L’affaire pourrait entacher durablement l’image d’Emmaüs, fondée par l’Abbé Pierre. Depuis début juillet, des compagnons sans-papiers de l’association font la grève et clament leur colère devant l’antenne de Saint-André-lez-Lille dans le Nord.

Le parquet de Lille a ouvert, en mai, une enquête préliminaire pour « traite d’êtres humains » et « travail dissimulé » visant la halte Saint-Jean. Une vidéo du Parisien fait ainsi témoigner des compagnons qui font le piquet de grève pour dénoncer leurs conditions de travail dans cette antenne. « C’est de l’esclavage, ce qu’on vit ici. C’est catastrophique. » explique Mawloud, Algérien arrivé dans l’association il y a deux mois.

Happy, Nigériane de 26 ans, explique qu’elle a dû travailler jusqu’au dernier jour de sa grossesse. « J’ai travaillé toute la journée jusqu’à 17h, je suis rentrée à la maison, j’ai fait ma valise et à 23h je suis partie à l’hôpital pour accoucher ».

Mensonges sur la carte de séjour

La responsable de la communauté et présidente Emmaüs du Nord-Pas-de-Calais, Anne Saingier, est soupçonnée d’avoir mis en place un système d’exploitation de plusieurs dizaines de travailleurs sans-papiers, jamais déclarés et recrutés sur de fausses promesses. C’est ce qu’écrit StreetPress après plusieurs mois d’enquête et de recueil de témoignages d’une dizaine de victimes présumées.

Les compagnons d’Emmaüs sont des personnes très précaires à qui l’association offre un hébergement décent, un accompagnement social et une allocation communautaire d’environ 350 euros. Ils doivent participer à un travail en vue de leur insertion sociale.

Les structures qui accueillent des compagnons doivent avoir un agrément Oacas (organismes d’accueil communautaires et d’activités solidaires). Elles cotisent à l’Urssaf, ce qui permet aux compagnons de bénéficier de la protection sociale. Depuis 2018, les compagnons peuvent avoir une carte de séjour s’ils sont en mesure de justifier de trois années d’activités au sein d’un Oacas.

Les victimes interrogées par StreetPress affirment toutes avoir été recrutées sur la promesse d’une régularisation.

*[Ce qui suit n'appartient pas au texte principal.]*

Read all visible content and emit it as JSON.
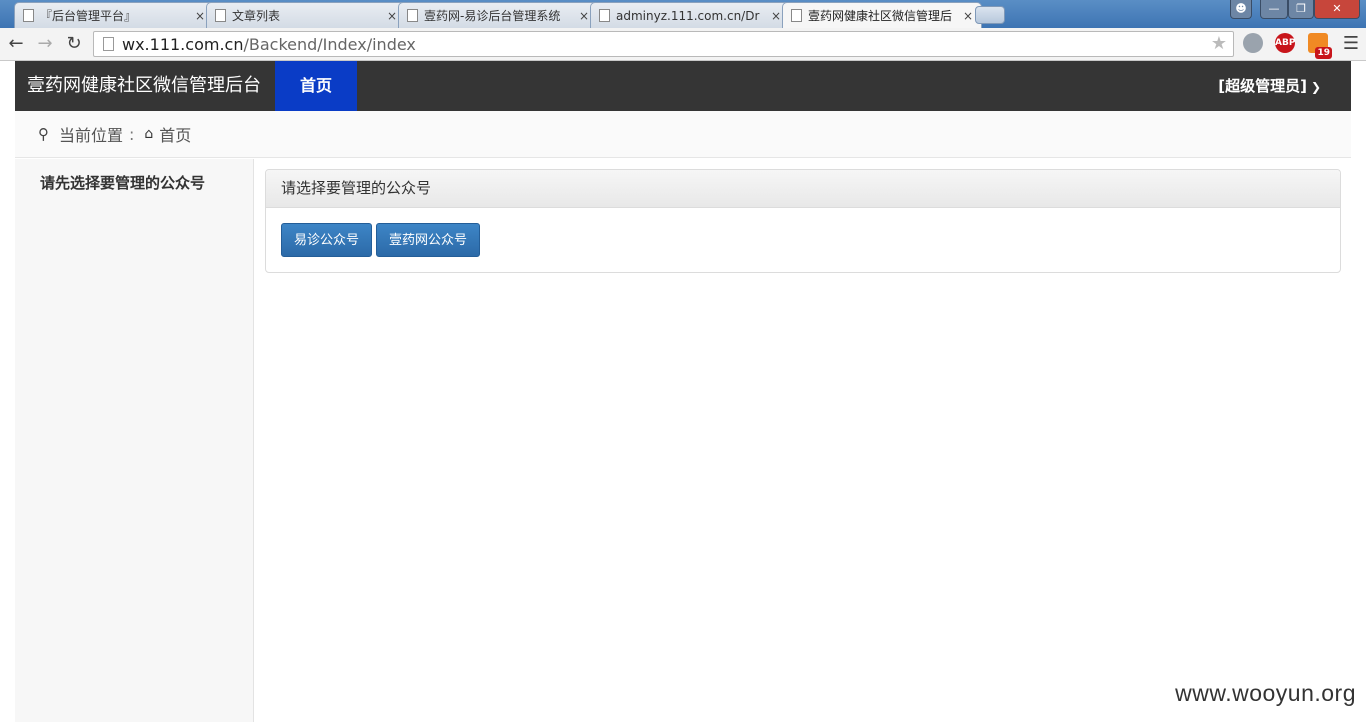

Mais Anne Saingier a avoué qu’elle n’avait pas l’agrément Oacas lors d’une réunion dont l’audio a été enregistré.

Des maltraitances et du chantage

Ces personnes sans-papiers ne seront donc pas régularisées, et sont considérées comme des bénévoles. Mais ce bénévolat s’effectue dans des conditions de travail ahurissantes : les personnes seraient contraintes de travailler cinq jours par semaine, huit heures par jour et seraient rémunérées 150 euros par mois, après le paiement d’une redevance pour leurs logements, entre 20 et 110 euros.

Elles recevraient des colis alimentaires, souvent périmés, dont le coût serait soustrait de leur salaire. Leurs chambres seraient régulièrement fouillées en leur absence, et leur travail contrôlé par une caméra de vidéosurveillance.

Toujours selon StreetPress, Anne Saingier menaçait régulièrement d’expulsion les membres de la communauté, lorsqu’ils souhaitaient être mis en arrêt maladie ou témoignaient de leurs maltraitances à l’extérieur. Certains, blessés ou enceintes, auraient été contraints de continuer à travailler malgré tout.

L’enquête de StreetPress décrit une véritable situation d’emprise, et des mensonges à répétition de la responsable de la communauté. Face aux fermes dénégations de la communauté Emmaüs andrésienne, il faudra donc attendre que l’enquête, ouverte par le Parquet de Lille, fasse la lumière sur l’affaire.